Robbins and Satellite Festival collaborator Luiza Karnas also made a film project based on the work they were supposed to perform, which was shared by the festival in an online platform. And she and her sister shared a version of the duet they were supposed to perform in Providence and Atlanta, “Everything Is Taken Care Of,” for the New York-based FEAST Performance Series’ SNACKTIME series — an online performance platform developed in quarantine — in May via the organization’s Facebook live feed.
It’s been, surprisingly, a heady, productive time, as dancers and other artists look for innovative ways to create and connect at a distance.
The Unknown Ahead
Educating people about the history of her art form, Robbins said, will clearly continue in the next phase of her career as a dancer and teacher — whatever the next phase looks like, considering the ongoing virus and associated restrictions. For now, that remains an unknown.
“What’s next?” she asked. In terms of creating something new, she said, “I feel like I need to be physically in a space with my collaborators.”
In terms of choreographing on her own, she said she just isn’t feeling it in quarantine, not yet anyway: “I can’t make myself do it. It’s taking away all of the fun and creativity.”
But gigs and her ongoing lessons have filled a creative need, as well as — more pragmatically — a financial one.
“Money, at first, was really stressful,” said Robbins, who noted that as a freelancer, her cash flow comes from a number of sources, including the smaller but reliable payments for her individual classes and bigger payments from performances that might cover expenses for an entire month.
The loss of work due to Covid-19 includes performances that she had spent countless hours rehearsing for and now aren’t happening, period (nor is the associated paycheck). When the shutdown hit, she suffered those disappointments, but also noted another set of losses: payments she could have expected from gigs that hadn’t materialized yet. That’s been the reality for many freelancers, she said.
“I started realizing the random things I wasn’t hired for yet that I would have been if life were normal. I’m losing out on all that,” she said.
Robbins decided not to file for unemployment after hearing about complications with the system, and for now, counts herself lucky due to ongoing online classes and other sources of aid, including $500 from the Creative Sector Relief Fund through the Greater New Haven Arts Council.
Her tap classes are paid for on a sliding scale. Some students, she said, truly can’t afford payment, but others are paying more than the requested donation. A few have made sizable, tax deductible donations through her fiscal sponsor, for which she said she is truly grateful.

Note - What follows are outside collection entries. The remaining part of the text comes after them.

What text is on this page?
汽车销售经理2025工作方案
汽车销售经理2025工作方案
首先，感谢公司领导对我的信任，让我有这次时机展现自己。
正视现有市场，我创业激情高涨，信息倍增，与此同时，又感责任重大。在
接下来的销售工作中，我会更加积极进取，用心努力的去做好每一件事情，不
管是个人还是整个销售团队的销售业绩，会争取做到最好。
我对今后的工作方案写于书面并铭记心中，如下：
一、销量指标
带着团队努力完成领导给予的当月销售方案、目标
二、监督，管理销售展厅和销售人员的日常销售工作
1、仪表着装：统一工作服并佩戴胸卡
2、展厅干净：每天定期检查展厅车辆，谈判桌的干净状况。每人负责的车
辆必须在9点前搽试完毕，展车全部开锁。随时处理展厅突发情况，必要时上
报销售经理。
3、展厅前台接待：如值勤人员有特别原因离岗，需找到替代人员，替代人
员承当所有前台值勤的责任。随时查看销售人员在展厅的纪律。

She’s used some of those donations to pay her performance collaborators what they would have been paid for planned performances.
And, like so many, she’s working with a lighter expenditures budget at home, saving money on gas, eating out and other expenses that aren’t currently happening regularly.

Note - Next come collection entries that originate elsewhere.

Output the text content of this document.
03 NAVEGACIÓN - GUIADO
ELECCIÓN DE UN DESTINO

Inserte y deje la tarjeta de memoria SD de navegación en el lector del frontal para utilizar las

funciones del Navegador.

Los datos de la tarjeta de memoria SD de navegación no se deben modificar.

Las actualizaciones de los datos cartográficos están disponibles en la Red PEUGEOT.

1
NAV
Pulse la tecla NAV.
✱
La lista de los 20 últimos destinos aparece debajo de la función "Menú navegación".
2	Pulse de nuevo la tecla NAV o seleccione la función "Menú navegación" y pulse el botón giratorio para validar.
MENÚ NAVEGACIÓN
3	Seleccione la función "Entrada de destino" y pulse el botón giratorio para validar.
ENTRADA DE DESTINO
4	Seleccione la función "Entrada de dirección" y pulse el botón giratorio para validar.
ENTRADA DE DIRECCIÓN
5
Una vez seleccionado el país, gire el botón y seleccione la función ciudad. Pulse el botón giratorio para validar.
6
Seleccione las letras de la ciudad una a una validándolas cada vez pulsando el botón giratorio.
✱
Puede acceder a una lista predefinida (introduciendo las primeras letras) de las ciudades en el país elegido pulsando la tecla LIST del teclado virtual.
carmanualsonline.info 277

She misses in-person dance, and might — considering the new regulations — offer in-person, outside dance classes (six feet apart and with masks) in July and August, although that’s not yet set in stone. She also hopes to spend some time later this summer relaxing and safely visiting family.
No one knows when dance will look “normal” again. Robbins hopes, though, when it does, to produce and perform more work here in New Haven.
For now, she’s dancing every day, working on her improvisational practice and concentrating on issues of social justice and anti-racism in the dance sphere and beyond.
“I think when artists — dancers in particular, who need to be breathing hard and talking — I think when we are allowed to do that again, there’s going to be a lot to say,” she said.